While he is going there, his image is apt to become a little blurred, and it takes us a long time to refocus it. Eventually, however, we begin to see things more clearly, maybe realizing that our instinct to elect him was a good deal sounder than the criticism brought to bear on him. For we actually asked the chosen hero to preside over the affairs of a restless and impatient people, longing to get back to a less complicated and frightening era, who finally had to accept their strange new world. In all of this, the hero could do little more than provide a feeling of security and confidence. The profound adjustment was one that we, the people, had to make for ourselves. The man at the top could give us time to make it, but the rest was up to us.
So now, when we take a final look at Dwight Eisenhower; we stand in judgment of ourselves as much as of him, and we find the record is a good deal better than sometimes supposed.
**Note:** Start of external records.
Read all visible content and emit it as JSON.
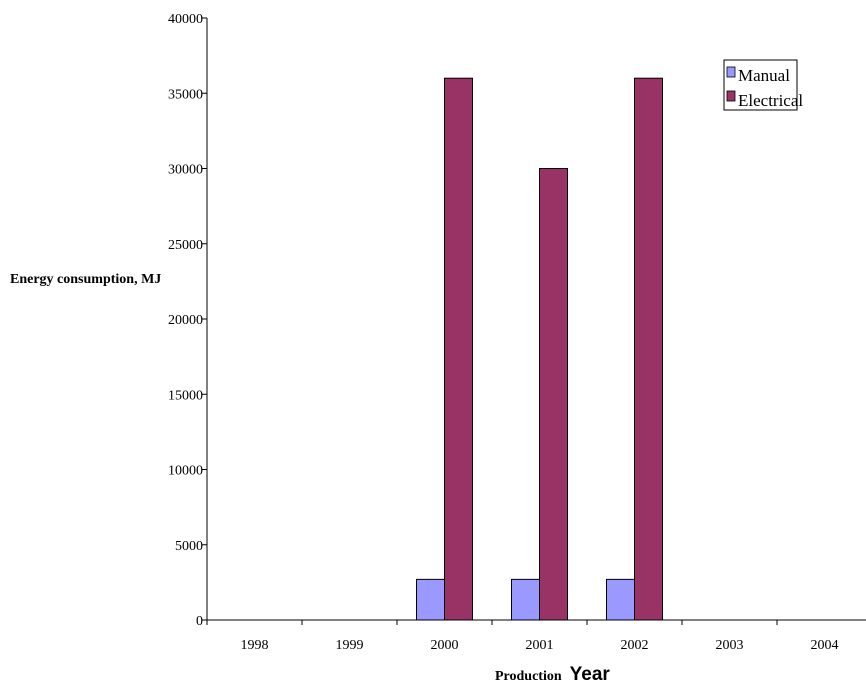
{
  "chart_data": {
    "type": "bar",
    "categories": [
      "1998",
      "1999",
      "2000",
      "2001",
      "2002",
      "2003",
      "2004"
    ],
    "series": [
      {
        "name": "Manual",
        "values": [
          0,
          0,
          2700,
          2700,
          2700,
          0,
          0
        ],
        "color": "#9999ff"
      },
      {
        "name": "Electrical",
        "values": [
          0,
          0,
          36000,
          30000,
          36000,
          0,
          0
        ],
        "color": "#993366"
      }
    ],
    "ylabel": "Energy consumption, MJ",
    "xlabel_prefix": "Production",
    "xlabel_main": "Year",
    "ylim": [
      0,
      40000
    ],
    "yticks": [
      "0",
      "5000",
      "10000",
      "15000",
      "20000",
      "25000",
      "30000",
      "35000",
      "40000"
    ],
    "grid": false,
    "legend_position": "top-right"
  }
}
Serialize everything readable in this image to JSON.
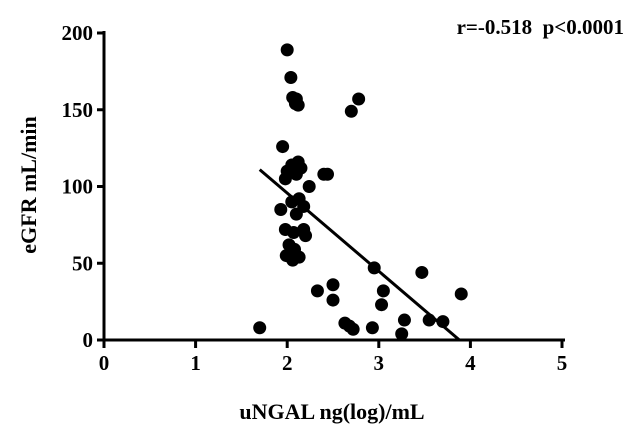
{
  "chart_data": {
    "type": "scatter",
    "title": "",
    "annotation": "r=-0.518  p<0.0001",
    "xlabel": "uNGAL ng(log)/mL",
    "ylabel": "eGFR mL/min",
    "xlim": [
      0,
      5
    ],
    "ylim": [
      0,
      200
    ],
    "x_ticks": [
      "0",
      "1",
      "2",
      "3",
      "4",
      "5"
    ],
    "y_ticks": [
      "0",
      "50",
      "100",
      "150",
      "200"
    ],
    "grid": false,
    "legend": "none",
    "marker_color": "#000000",
    "points": [
      {
        "x": 2.0,
        "y": 189
      },
      {
        "x": 2.04,
        "y": 171
      },
      {
        "x": 2.06,
        "y": 158
      },
      {
        "x": 2.1,
        "y": 157
      },
      {
        "x": 2.09,
        "y": 154
      },
      {
        "x": 2.12,
        "y": 153
      },
      {
        "x": 2.78,
        "y": 157
      },
      {
        "x": 2.7,
        "y": 149
      },
      {
        "x": 1.95,
        "y": 126
      },
      {
        "x": 2.12,
        "y": 116
      },
      {
        "x": 2.05,
        "y": 114
      },
      {
        "x": 2.0,
        "y": 110
      },
      {
        "x": 2.15,
        "y": 112
      },
      {
        "x": 1.98,
        "y": 105
      },
      {
        "x": 2.1,
        "y": 108
      },
      {
        "x": 2.4,
        "y": 108
      },
      {
        "x": 2.44,
        "y": 108
      },
      {
        "x": 2.24,
        "y": 100
      },
      {
        "x": 1.93,
        "y": 85
      },
      {
        "x": 2.05,
        "y": 90
      },
      {
        "x": 2.13,
        "y": 92
      },
      {
        "x": 2.18,
        "y": 87
      },
      {
        "x": 2.1,
        "y": 82
      },
      {
        "x": 1.98,
        "y": 72
      },
      {
        "x": 2.07,
        "y": 70
      },
      {
        "x": 2.18,
        "y": 72
      },
      {
        "x": 2.2,
        "y": 68
      },
      {
        "x": 2.02,
        "y": 62
      },
      {
        "x": 2.08,
        "y": 59
      },
      {
        "x": 1.99,
        "y": 55
      },
      {
        "x": 2.06,
        "y": 52
      },
      {
        "x": 2.13,
        "y": 54
      },
      {
        "x": 2.95,
        "y": 47
      },
      {
        "x": 3.47,
        "y": 44
      },
      {
        "x": 2.5,
        "y": 36
      },
      {
        "x": 2.33,
        "y": 32
      },
      {
        "x": 3.05,
        "y": 32
      },
      {
        "x": 3.9,
        "y": 30
      },
      {
        "x": 2.5,
        "y": 26
      },
      {
        "x": 3.03,
        "y": 23
      },
      {
        "x": 3.28,
        "y": 13
      },
      {
        "x": 3.55,
        "y": 13
      },
      {
        "x": 3.7,
        "y": 12
      },
      {
        "x": 2.63,
        "y": 11
      },
      {
        "x": 2.68,
        "y": 9
      },
      {
        "x": 2.72,
        "y": 7
      },
      {
        "x": 2.93,
        "y": 8
      },
      {
        "x": 1.7,
        "y": 8
      },
      {
        "x": 3.25,
        "y": 4
      }
    ],
    "fit_line": {
      "x": [
        1.7,
        3.88
      ],
      "y": [
        111,
        0
      ]
    }
  }
}
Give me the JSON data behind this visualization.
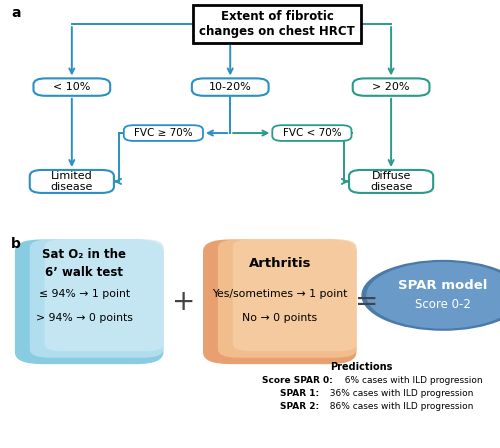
{
  "panel_a_label": "a",
  "panel_b_label": "b",
  "root_box_text": "Extent of fibrotic\nchanges on chest HRCT",
  "left_node_text": "< 10%",
  "mid_node_text": "10-20%",
  "right_node_text": "> 20%",
  "fvc_left_text": "FVC ≥ 70%",
  "fvc_right_text": "FVC < 70%",
  "limited_text": "Limited\ndisease",
  "diffuse_text": "Diffuse\ndisease",
  "arrow_blue": "#2a8fc4",
  "arrow_teal": "#2a9a8a",
  "sat_title": "Sat O₂ in the\n6’ walk test",
  "sat_line1": "≤ 94% → 1 point",
  "sat_line2": "> 94% → 0 points",
  "arthritis_title": "Arthritis",
  "arthritis_line1": "Yes/sometimes → 1 point",
  "arthritis_line2": "No → 0 points",
  "spar_title": "SPAR model",
  "spar_subtitle": "Score 0-2",
  "predictions_title": "Predictions",
  "pred0_bold": "Score SPAR 0:",
  "pred0_rest": "  6% cases with ILD progression",
  "pred1_bold": "SPAR 1:",
  "pred1_rest": "  36% cases with ILD progression",
  "pred2_bold": "SPAR 2:",
  "pred2_rest": "  86% cases with ILD progression",
  "bg_color": "#ffffff",
  "sat_color_light": "#a8ddf0",
  "sat_color_mid": "#c5e9f5",
  "art_color_light": "#f5c8a0",
  "art_color_mid": "#f8d8b8",
  "spar_fill": "#6a9bc8",
  "spar_border": "#4a7aaa",
  "node_blue_border": "#2a8fc4",
  "node_teal_border": "#2a9a8a"
}
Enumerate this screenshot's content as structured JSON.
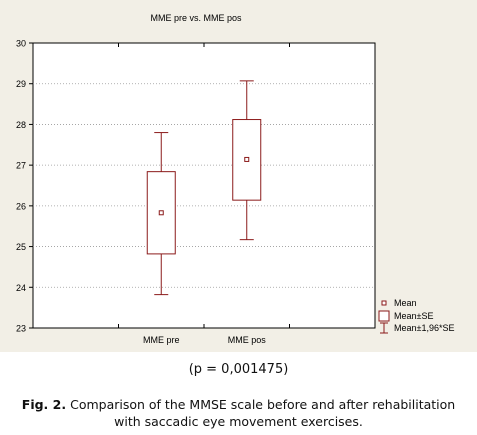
{
  "chart_data": {
    "type": "box",
    "title": "MME pre vs. MME pos",
    "ylim": [
      23,
      30
    ],
    "yticks": [
      23,
      24,
      25,
      26,
      27,
      28,
      29,
      30
    ],
    "categories": [
      "MME pre",
      "MME pos"
    ],
    "grid": true,
    "series": [
      {
        "category": "MME pre",
        "mean": 25.83,
        "mean_minus_se": 24.82,
        "mean_plus_se": 26.84,
        "mean_minus_196se": 23.82,
        "mean_plus_196se": 27.8
      },
      {
        "category": "MME pos",
        "mean": 27.14,
        "mean_minus_se": 26.14,
        "mean_plus_se": 28.12,
        "mean_minus_196se": 25.17,
        "mean_plus_196se": 29.07
      }
    ],
    "legend": {
      "placement": "bottom-right",
      "entries": [
        "Mean",
        "Mean±SE",
        "Mean±1,96*SE"
      ]
    }
  },
  "p_value_text": "(p = 0,001475)",
  "caption": {
    "label": "Fig. 2.",
    "text": "Comparison of the MMSE scale before and after rehabilitation with saccadic eye movement exercises."
  }
}
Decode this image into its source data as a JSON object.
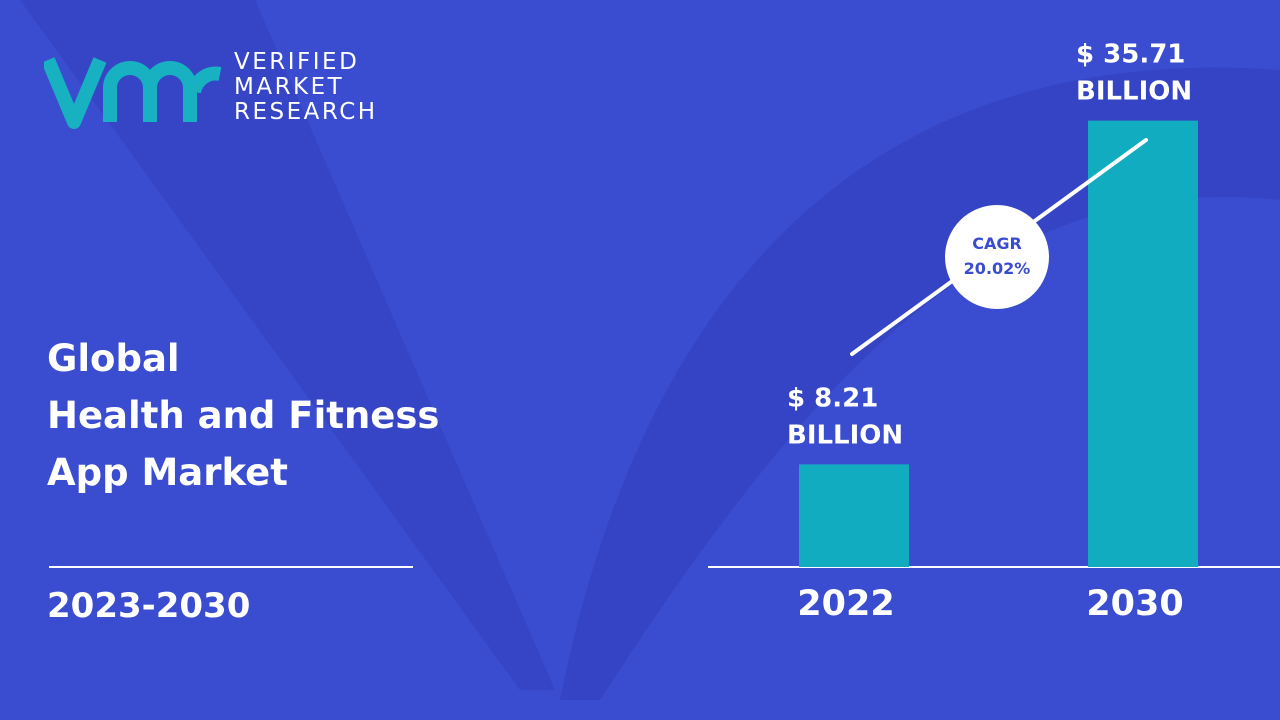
{
  "brand": {
    "line1": "VERIFIED",
    "line2": "MARKET",
    "line3": "RESEARCH"
  },
  "title": {
    "line1": "Global",
    "line2": "Health and Fitness",
    "line3": "App Market"
  },
  "period": "2023-2030",
  "colors": {
    "background": "#3a4ccf",
    "bar": "#12acc0",
    "logo": "#17b1c1",
    "text": "#ffffff",
    "cagr_text": "#3a4ccf"
  },
  "chart_data": {
    "type": "bar",
    "categories": [
      "2022",
      "2030"
    ],
    "values": [
      8.21,
      35.71
    ],
    "value_labels": [
      [
        "$ 8.21",
        "BILLION"
      ],
      [
        "$ 35.71",
        "BILLION"
      ]
    ],
    "unit": "Billion USD",
    "cagr": {
      "label": "CAGR",
      "value": "20.02%"
    },
    "ylim": [
      0,
      40
    ],
    "grid": false,
    "legend": "none"
  }
}
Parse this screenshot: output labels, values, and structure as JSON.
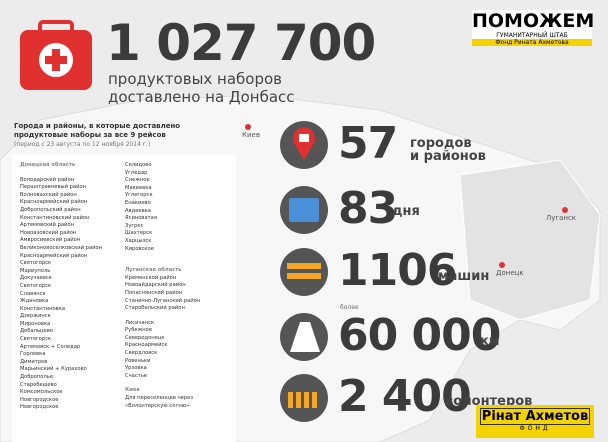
{
  "header": {
    "count": "1 027 700",
    "caption": [
      "продуктовых наборов",
      "доставлено на Донбасс"
    ]
  },
  "logo": {
    "name": "ПОМОЖЕМ",
    "subtitle": "ГУМАНИТАРНЫЙ ШТАБ",
    "fund": "Фонд Рината Ахметова"
  },
  "list": {
    "title": [
      "Города и районы, в которые доставлено",
      "продуктовые наборы за все 9 рейсов"
    ],
    "period": "(период с 23 августа по 12 ноября 2014 г.)",
    "donetsk": {
      "heading": "Донецкая область",
      "items": [
        "Володарский район",
        "Першотравневый район",
        "Волновахский район",
        "Красноармейский район",
        "Добропольский район",
        "Константиновский район",
        "Артемовский район",
        "Новоазовский район",
        "Амвросиевский район",
        "Великоновоселковский район",
        "Красноармейский район",
        "Святогорск",
        "Мариуполь",
        "Докучаевск",
        "Святогорск",
        "Славянск",
        "Ждановка",
        "Константиновка",
        "Дзержинск",
        "Мироновка",
        "Дебальцево",
        "Святогорск",
        "Артемовск + Соледар",
        "Горловка",
        "Димитров",
        "Марьинский + Курахово",
        "Доброполье",
        "Старобешево",
        "Комсомольское",
        "Новгородское",
        "Новгородское"
      ]
    },
    "donetsk_more": [
      "Селидово",
      "Угледар",
      "Снежное",
      "Макеевка",
      "Углегорск",
      "Енакиево",
      "Авдеевка",
      "Ясиноватая",
      "Зугрес",
      "Шахтерск",
      "Харцызск",
      "Кировское"
    ],
    "lugansk": {
      "heading": "Луганская область",
      "districts": [
        "Кременской район",
        "Новоайдарский район",
        "Попаснянский район",
        "Станично-Луганский район",
        "Старобельский район"
      ],
      "cities": [
        "Лисичанск",
        "Рубежное",
        "Северодонецк",
        "Красноармейск",
        "Свердловск",
        "Ровеньки",
        "Урзовка",
        "Счастье"
      ]
    },
    "kiev": {
      "heading": "Киев",
      "items": [
        "Для переселенцев через",
        "«Волонтерскую сотню»"
      ]
    }
  },
  "stats": [
    {
      "value": "57",
      "unit": [
        "городов",
        "и районов"
      ]
    },
    {
      "value": "83",
      "unit": [
        "дня"
      ]
    },
    {
      "value": "1106",
      "unit": [
        "машин"
      ]
    },
    {
      "prefix": "более",
      "value": "60 000",
      "unit": [
        "км"
      ]
    },
    {
      "value": "2 400",
      "unit": [
        "волонтеров"
      ]
    }
  ],
  "map": {
    "labels": [
      "Киев",
      "Луганск",
      "Донецк"
    ]
  },
  "footer_logo": {
    "name": "Рінат Ахметов",
    "fund": "ФОНД"
  }
}
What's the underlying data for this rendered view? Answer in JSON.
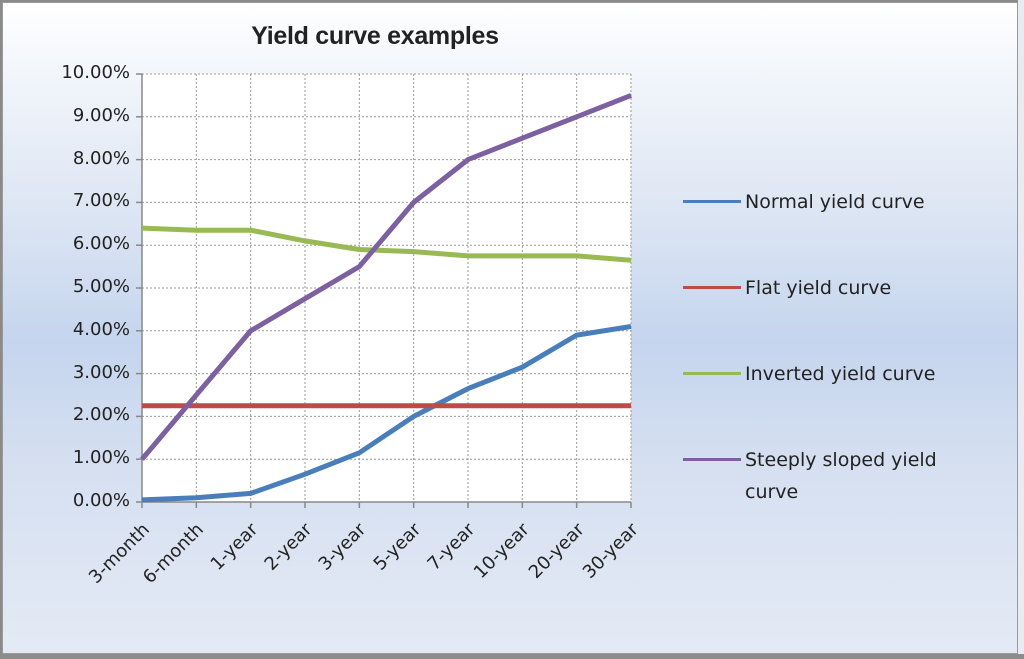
{
  "chart_data": {
    "type": "line",
    "title": "Yield curve examples",
    "xlabel": "",
    "ylabel": "",
    "categories": [
      "3-month",
      "6-month",
      "1-year",
      "2-year",
      "3-year",
      "5-year",
      "7-year",
      "10-year",
      "20-year",
      "30-year"
    ],
    "ylim": [
      0,
      10
    ],
    "yticks": [
      "0.00%",
      "1.00%",
      "2.00%",
      "3.00%",
      "4.00%",
      "5.00%",
      "6.00%",
      "7.00%",
      "8.00%",
      "9.00%",
      "10.00%"
    ],
    "grid": true,
    "legend_position": "right",
    "series": [
      {
        "name": "Normal yield curve",
        "color": "#4a7ebb",
        "values": [
          0.05,
          0.1,
          0.2,
          0.65,
          1.15,
          2.0,
          2.65,
          3.15,
          3.9,
          4.1
        ]
      },
      {
        "name": "Flat yield curve",
        "color": "#be4b48",
        "values": [
          2.25,
          2.25,
          2.25,
          2.25,
          2.25,
          2.25,
          2.25,
          2.25,
          2.25,
          2.25
        ]
      },
      {
        "name": "Inverted yield curve",
        "color": "#98b954",
        "values": [
          6.4,
          6.35,
          6.35,
          6.1,
          5.9,
          5.85,
          5.75,
          5.75,
          5.75,
          5.65
        ]
      },
      {
        "name": "Steeply sloped yield curve",
        "color": "#7d60a0",
        "values": [
          1.0,
          2.5,
          4.0,
          4.75,
          5.5,
          7.0,
          8.0,
          8.5,
          9.0,
          9.5
        ]
      }
    ]
  }
}
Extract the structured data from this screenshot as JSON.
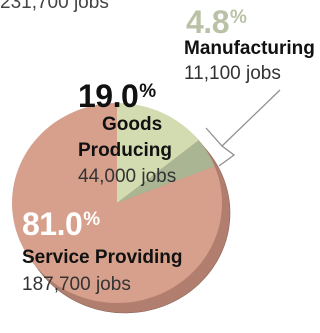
{
  "chart_data": {
    "type": "pie",
    "slices": [
      {
        "name": "Manufacturing",
        "percent": "4.8",
        "jobs": "11,100 jobs",
        "color": "#aab593"
      },
      {
        "name": "Goods Producing",
        "name_lines": [
          "Goods",
          "Producing"
        ],
        "percent": "19.0",
        "jobs": "44,000 jobs",
        "color": "#d3dbb1"
      },
      {
        "name": "Service Providing",
        "percent": "81.0",
        "jobs": "187,700 jobs",
        "color": "#d7a08c"
      }
    ],
    "values": [
      4.8,
      19.0,
      81.0
    ],
    "top_cutoff_text": "231,700 jobs",
    "percent_symbol": "%",
    "colors": {
      "depth": "#b17e6f",
      "edge": "#8a6559",
      "leader": "#909090"
    }
  }
}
For the nation did, after all, get through the terribly difficult postwar transition without disastrous mistakes. We did not repeat the tragic error of the 1920s, trying to take refuge in an unattainable isolation and letting the rest of the world go off into chaos. We evolved and put into operation a working philosophy of the unity of free peoples everywhere. We assumed leadership of the most portentous movement in recent centuries - the great drive toward a world order which has to be attained if human liberty and civilization itself are to survive. We were, indeed, guilty of a good deal of fumbling and backsliding along the way, but in the main, the record is extremely good. Perhaps the best way to sum it up is to say that the ideals we fought for in the Second World War are still alive and we are firmly committed to them.
It would, of course, be overstating the case to say all of this was due to Eisenhower. But it would be equally wrong to assume all of it would have happened without him. He was a part of it, and a very large part. He gave us the strength of a great reputation, a great character, and an abiding sense of Americas mission; he gave us, when all is said and done, the chance to live up to the best there is in us. Not very many presidents have ever given us more.
On a golden June day in 1911 in the little Kansas town of Abilene, just a few miles from the exact geographical center of the United States, a young man was leaving home for the first time to make his way in the great world. Nothing especially distinguished him from thousands of other young men who were doing the same thing that summer across the length and breadth of America. He was somewhat older than most of these men, only four months short of voting age, but in other respects he was so well within the average for his time and place - in appearance, in opinions, in the quality of his attainments and the nature of his ambitions - that he could pass almost as the model of small-town, middle-class, Middle-Western American.